Ces trajets sont, depuis 2011, effectués dans des capsules Soyouz. Pour assumer cette responsabilité SpaceX doit prouver qu’elle est capable de réaliser un trajet aller retour en toute sécurité. Le lancement, initialement prévu le 7 janvier dernier, pourrait avoir lieu le 2 mars.

Ce premier tir de test baptisé Demo-1, devrait par ailleurs se dérouler depuis le pas de tir 39A du Centre Spatial Kennedy en Floride. Ce lancement du 2 mars s’apparente au dernier et plus important obstacle à franchir avant que SpaceX puisse envoyer de véritables astronautes humains dans la Station Spatiale Internationale.

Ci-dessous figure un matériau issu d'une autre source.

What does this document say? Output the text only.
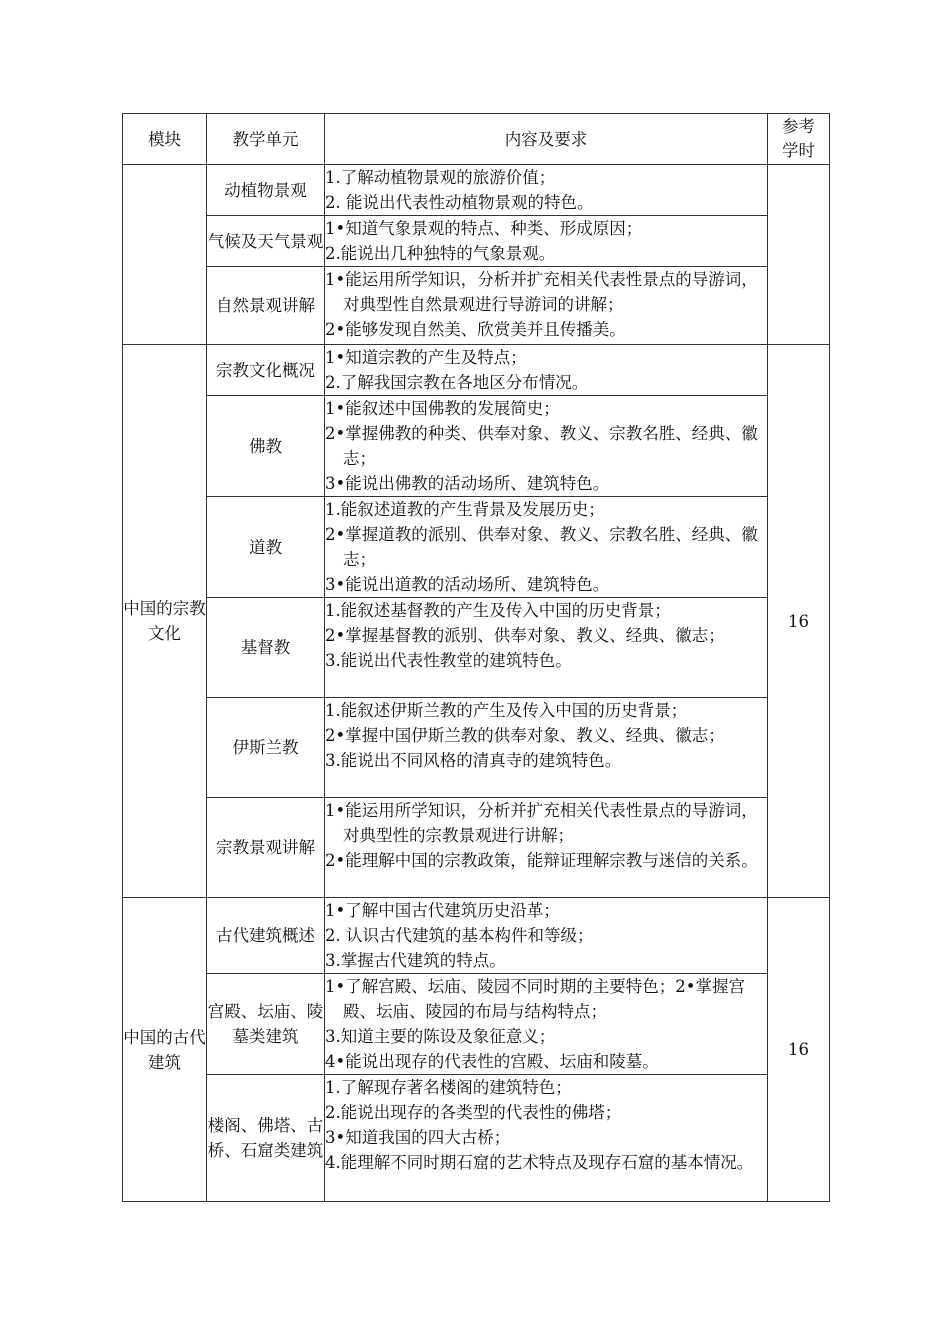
模块	教学单元	内容及要求	参考
学时
	动植物景观	1.了解动植物景观的旅游价值；
2. 能说出代表性动植物景观的特色。	

	气候及天气景观	1•知道气象景观的特点、种类、形成原因；
2.能说出几种独特的气象景观。	

	自然景观讲解	1•能运用所学知识，分析并扩充相关代表性景点的导游词，对典型性自然景观进行导游词的讲解；
2•能够发现自然美、欣赏美并且传播美。	

中国的宗教文化	宗教文化概况	1•知道宗教的产生及特点；
2.了解我国宗教在各地区分布情况。	16
	佛教	1•能叙述中国佛教的发展简史；
2•掌握佛教的种类、供奉对象、教义、宗教名胜、经典、徽志；
3•能说出佛教的活动场所、建筑特色。	

	道教	1.能叙述道教的产生背景及发展历史；
2•掌握道教的派别、供奉对象、教义、宗教名胜、经典、徽志；
3•能说出道教的活动场所、建筑特色。	

	基督教	1.能叙述基督教的产生及传入中国的历史背景；
2•掌握基督教的派别、供奉对象、教义、经典、徽志；
3.能说出代表性教堂的建筑特色。	

	伊斯兰教	1.能叙述伊斯兰教的产生及传入中国的历史背景；
2•掌握中国伊斯兰教的供奉对象、教义、经典、徽志；
3.能说出不同风格的清真寺的建筑特色。	

	宗教景观讲解	1•能运用所学知识，分析并扩充相关代表性景点的导游词，对典型性的宗教景观进行讲解；
2•能理解中国的宗教政策，能辩证理解宗教与迷信的关系。	

中国的古代建筑	古代建筑概述	1•了解中国古代建筑历史沿革；
2. 认识古代建筑的基本构件和等级；
3.掌握古代建筑的特点。	16
	宫殿、坛庙、陵墓类建筑	1•了解宫殿、坛庙、陵园不同时期的主要特色；2•掌握宫殿、坛庙、陵园的布局与结构特点；
3.知道主要的陈设及象征意义；
4•能说出现存的代表性的宫殿、坛庙和陵墓。	

	楼阁、佛塔、古桥、石窟类建筑	1.了解现存著名楼阁的建筑特色；
2.能说出现存的各类型的代表性的佛塔；
3•知道我国的四大古桥；
4.能理解不同时期石窟的艺术特点及现存石窟的基本情况。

Pour faire ses preuves, SpaceX va devoir réussir parfaitement ce vol et par la suite démontrer que ses capsules sont capables d’envoyer des astronautes dans l’ISS, les amarrer et les ramener sur Terre en toute sécurité avec une projection océanique et une récupération sur un bateau. De son côté, le groupe Boeing prépare aussi sa propre capsule habitable baptisée CST-100. Il procèdera au même type de tir d’essai à vide que SpaceX, dans le courant du mois de mars 2019. Alors que son premier vol habité par des astronautes devrait avoir lieu au cours du mois d’août 2019.

Le lancement du DM-1 Crew Dragon est prévu très tôt samedi matin. À son bord : des mannequins au lieu de vrais astronautes. Un premier pas avant les vols habités. Si le lancement du DM-1 se déroule comme prévu et sans encombre, le lancement du DM-2 pourrait suivre assez rapidement. Si vous ne faites rien samedi matin : la NASA diffusera en direct une grande partie de la mission, y compris le lancement, l’amarrage et le retour sur Terre.